La richiesta italiana a Ypres è stata semplice: rispettiamo il tetto del 3% ma chiediamo di poter allentare i tempi di quel famoso fiscal compact che pende come una pericolosa mannaia sulle nostre speranze di ripresa obbligandoci ridurre il debito in eccesso a colpi di un ventesimo per volta a partire dal prossimo anno. E che in soldoni significa evitare di pagare 9 miliardi nel 2015. Una richiesta irricevibile? Forse no, anche perché gli accordi fiscali di rientro, quando vennero firmati, prevedevano un «tagliando» tecnico da eseguire nel dicembre 2014 e che adesso, come ha notato Carlo Bastasin sul Sole24Ore, potrebbe traformarsi in una «verifica politica» in cui il peso nuovo dell’Italia potrebbe risultare determinante.
Sotto questa luce, anche il nuovo calendario di Renzi, che misura le riforme non più a cadenza di settimane e mesi ma di anni, assume un significato più europeo che italiano. L’annuncio dei mille giorni, in fondo, è stato un modo per dire all’Unione che riformare il mondo del lavoro o la pubblica amministrazione richiede tempo, forza e soldi. I primi due li ha portati il 40.8% del 25 maggio, mentre il terzo fattore, i soldi, è strettamente legato alla possibilità
di dedurre i costi delle riforme dal computo del famoso 3 %.
Questi, dunque, gli argomenti che hanno scaldato la cena di Ypres più efficacemente dei fornelli in cucina, ma anche della disputa sul nome di Juncker sul quale quasi tutti, tranne gli irriducibili Cameron e Orban, si sono poi detti d’accordo. E questi gli equilibri nuovi in Europa dopo il voto del 25 maggio e prima del semestre italiano di presidenza che si aprirà mercoledì con il discorso di Renzi a Strasburgo.

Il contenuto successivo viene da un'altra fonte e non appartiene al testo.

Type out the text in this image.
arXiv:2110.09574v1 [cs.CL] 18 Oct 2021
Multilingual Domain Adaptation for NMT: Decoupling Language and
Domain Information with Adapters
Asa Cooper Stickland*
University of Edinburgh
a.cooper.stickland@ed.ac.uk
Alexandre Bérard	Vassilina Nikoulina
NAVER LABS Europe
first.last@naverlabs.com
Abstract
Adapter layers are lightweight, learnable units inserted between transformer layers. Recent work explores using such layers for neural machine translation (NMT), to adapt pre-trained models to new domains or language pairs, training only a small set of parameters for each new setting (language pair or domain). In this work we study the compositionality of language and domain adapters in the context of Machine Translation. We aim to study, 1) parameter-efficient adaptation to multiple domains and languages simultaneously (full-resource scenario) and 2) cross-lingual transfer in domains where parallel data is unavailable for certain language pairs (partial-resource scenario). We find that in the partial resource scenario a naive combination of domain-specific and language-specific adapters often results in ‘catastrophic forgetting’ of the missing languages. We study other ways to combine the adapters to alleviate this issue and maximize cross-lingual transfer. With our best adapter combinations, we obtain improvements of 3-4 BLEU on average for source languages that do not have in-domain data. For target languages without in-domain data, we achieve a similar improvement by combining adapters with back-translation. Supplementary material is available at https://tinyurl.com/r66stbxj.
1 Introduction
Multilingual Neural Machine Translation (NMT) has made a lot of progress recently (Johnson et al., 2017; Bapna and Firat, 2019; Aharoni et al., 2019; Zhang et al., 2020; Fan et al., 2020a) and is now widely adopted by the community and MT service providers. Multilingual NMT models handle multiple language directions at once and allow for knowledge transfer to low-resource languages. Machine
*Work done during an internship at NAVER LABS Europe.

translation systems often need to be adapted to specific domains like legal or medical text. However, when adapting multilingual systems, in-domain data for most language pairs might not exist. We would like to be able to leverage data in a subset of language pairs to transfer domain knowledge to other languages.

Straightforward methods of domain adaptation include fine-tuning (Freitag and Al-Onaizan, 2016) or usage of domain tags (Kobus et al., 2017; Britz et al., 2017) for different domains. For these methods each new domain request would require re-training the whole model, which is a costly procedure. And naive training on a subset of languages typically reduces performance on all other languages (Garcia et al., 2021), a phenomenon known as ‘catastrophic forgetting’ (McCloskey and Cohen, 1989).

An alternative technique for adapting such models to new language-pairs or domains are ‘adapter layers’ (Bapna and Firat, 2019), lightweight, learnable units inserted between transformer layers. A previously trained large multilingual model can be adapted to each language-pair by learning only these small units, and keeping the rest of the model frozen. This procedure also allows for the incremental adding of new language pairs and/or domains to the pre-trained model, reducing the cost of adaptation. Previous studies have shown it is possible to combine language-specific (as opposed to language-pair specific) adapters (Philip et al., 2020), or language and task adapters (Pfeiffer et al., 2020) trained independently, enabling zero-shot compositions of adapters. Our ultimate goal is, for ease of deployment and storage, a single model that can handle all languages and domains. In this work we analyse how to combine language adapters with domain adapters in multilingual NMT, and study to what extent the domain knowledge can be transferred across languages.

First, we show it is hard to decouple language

Resta un punto: quello di cui non si è discusso. Perché è vero che tutti, a destra come a sinistra, parlano sempre più di crescitae occupazione e sempre meno di austerity e rigore, ma alla stretta dei conti, nessuno indica, propone, suggerisce azioni concrete per far ripartire i consumi e creare nuovi posti. Ad esempio con quelle «misure di sistema» invocate da tempo che potrebbero far crescere la zona euro nel
suo insieme e non più soltanto i singoli membri, ma soprattutto permettere di far entrare, tutti quanti, dentro aree strategiche come energia, ricerca, telecomunicazioni, mobilità sostenibile, digitalizzazione, educazione. Una
strategia condivisa per aiutare i Paesi e «unire l’Unione»: questo sì che sarebbe un modo per cambiare l’Europa. Non sarebbe il caso di organizzare un’altra cena?